Management of Colitis in Patients Taking Biologics for Psoriatic Arthritis
For patients taking biologics for psoriatic arthritis who develop colitis, switch to a TNF inhibitor monoclonal antibody (such as infliximab or adalimumab) as these agents are effective for both psoriatic arthritis and inflammatory bowel disease. 1
Causes of Colitis in Patients on Biologics for Psoriatic Arthritis
Medication-Induced Colitis
- IL-17 inhibitors: Can exacerbate or unmask inflammatory bowel disease (IBD) 2
- Drug-induced colitis: From concomitant medications
- Opportunistic infections: Including bacterial, viral, and fungal pathogens that may cause colitis in immunosuppressed patients 1
Primary Inflammatory Bowel Disease
- Ulcerative colitis: May co-exist with psoriatic arthritis
- Crohn's disease: May co-exist with psoriatic arthritis
Diagnostic Approach
Stool studies:
- Rule out infectious causes (C. difficile, bacterial pathogens)

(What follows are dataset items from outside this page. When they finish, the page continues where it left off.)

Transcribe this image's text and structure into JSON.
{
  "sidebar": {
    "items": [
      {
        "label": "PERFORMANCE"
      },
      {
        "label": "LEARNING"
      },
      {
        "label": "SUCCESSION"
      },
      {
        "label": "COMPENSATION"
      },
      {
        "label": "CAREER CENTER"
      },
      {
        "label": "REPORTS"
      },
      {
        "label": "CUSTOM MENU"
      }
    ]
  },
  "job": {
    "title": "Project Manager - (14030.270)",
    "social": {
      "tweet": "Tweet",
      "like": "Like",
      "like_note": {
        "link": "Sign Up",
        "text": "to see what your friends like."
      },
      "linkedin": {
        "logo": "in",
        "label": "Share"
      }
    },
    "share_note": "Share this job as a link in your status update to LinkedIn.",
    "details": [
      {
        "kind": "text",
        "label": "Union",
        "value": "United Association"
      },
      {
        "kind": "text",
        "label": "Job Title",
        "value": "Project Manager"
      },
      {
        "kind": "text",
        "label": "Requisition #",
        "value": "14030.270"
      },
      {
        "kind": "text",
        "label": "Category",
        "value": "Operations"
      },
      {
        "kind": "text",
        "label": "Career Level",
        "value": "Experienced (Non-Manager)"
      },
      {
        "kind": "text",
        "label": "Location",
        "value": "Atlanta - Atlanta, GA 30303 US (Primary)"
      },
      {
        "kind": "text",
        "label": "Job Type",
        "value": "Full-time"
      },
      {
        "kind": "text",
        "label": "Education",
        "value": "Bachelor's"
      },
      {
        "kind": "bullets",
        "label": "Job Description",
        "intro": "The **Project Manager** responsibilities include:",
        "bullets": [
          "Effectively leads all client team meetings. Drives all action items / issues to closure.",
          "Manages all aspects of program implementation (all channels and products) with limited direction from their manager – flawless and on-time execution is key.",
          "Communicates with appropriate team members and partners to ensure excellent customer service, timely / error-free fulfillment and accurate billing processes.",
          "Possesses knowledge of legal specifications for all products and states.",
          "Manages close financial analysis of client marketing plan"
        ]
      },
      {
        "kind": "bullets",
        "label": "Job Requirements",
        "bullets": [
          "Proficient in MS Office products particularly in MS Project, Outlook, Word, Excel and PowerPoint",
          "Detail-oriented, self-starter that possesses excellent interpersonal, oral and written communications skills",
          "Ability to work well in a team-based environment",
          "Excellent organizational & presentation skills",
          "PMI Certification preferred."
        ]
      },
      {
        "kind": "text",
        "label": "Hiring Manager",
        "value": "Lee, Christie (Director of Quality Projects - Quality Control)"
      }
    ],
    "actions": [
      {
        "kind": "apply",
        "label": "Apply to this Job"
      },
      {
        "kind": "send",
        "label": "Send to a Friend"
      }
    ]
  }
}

- Fecal calprotectin to assess inflammation
Colonoscopy with biopsies:
- Essential to differentiate between IBD and other causes
- Histopathology helps distinguish between UC, Crohn's, and medication-induced colitis
Imaging:
- CT abdomen/pelvis or MR enterography to assess extent of disease
Management Algorithm
Step 1: Assess Severity of Colitis
- Mild: <4 stools/day, minimal symptoms
- Moderate: 4-6 stools/day, abdominal pain
- Severe: >6 bloody stools/day, fever, tachycardia, anemia
Step 2: Management Based on Current Biologic
If Patient is on IL-17 Inhibitor (secukinumab, ixekizumab):
- Discontinue IL-17 inhibitor immediately 2
- Switch to TNF inhibitor monoclonal antibody (infliximab or adalimumab) 1
If Patient is on IL-12/23 Inhibitor (ustekinumab):
- Continue therapy if colitis is mild
- Optimize dosing through therapeutic drug monitoring 1
- Consider switching to TNF inhibitor if inadequate response
If Patient is on TNF Inhibitor:
- Rule out paradoxical inflammation or antibody formation
- Consider therapeutic drug monitoring to optimize dosing 1
- Switch to different TNF inhibitor monoclonal antibody if on etanercept (which is less effective for IBD) 1
If Patient is on JAK Inhibitor (tofacitinib):
- Consider dose optimization as tofacitinib is approved for both psoriatic arthritis and ulcerative colitis 3
- Switch to TNF inhibitor if inadequate response
Step 3: Adjunctive Therapy
- Mild-moderate colitis: Consider adding mesalamine
- Moderate-severe colitis: Short course of corticosteroids
- Severe colitis: Hospitalization, IV steroids, expedited biologic therapy
Special Considerations
Combination Therapy
- Combination of apremilast with biologics may be considered safely in patients with inadequate response to biologics alone 4
- Consider low-dose methotrexate with infliximab to decrease antibody formation and improve efficacy 1
Monitoring
- Regular clinical assessment: Every 3-6 months
- Laboratory monitoring: CBC, CRP, liver enzymes, renal function
- Therapeutic drug monitoring: Consider for infliximab during maintenance treatment 1
- Colonoscopy: For persistent symptoms despite therapy
Infection Risk
- Screen for opportunistic infections before initiating new biologic therapy
- Hold biologic therapy during active infections requiring antibiotics 1
- Exercise caution in patients with chronic hepatitis C infection 1
Patient Preferences
- Consider patient preferences regarding administration route (IV vs. subcutaneous) 5
- African-American/Black patients may have stronger preferences for IV administration 5
- Shared decision-making between patients and physicians is crucial when selecting biologic treatments 5
By following this algorithm, clinicians can effectively manage colitis in patients with psoriatic arthritis on biologic therapy, minimizing disease burden and optimizing outcomes for both conditions.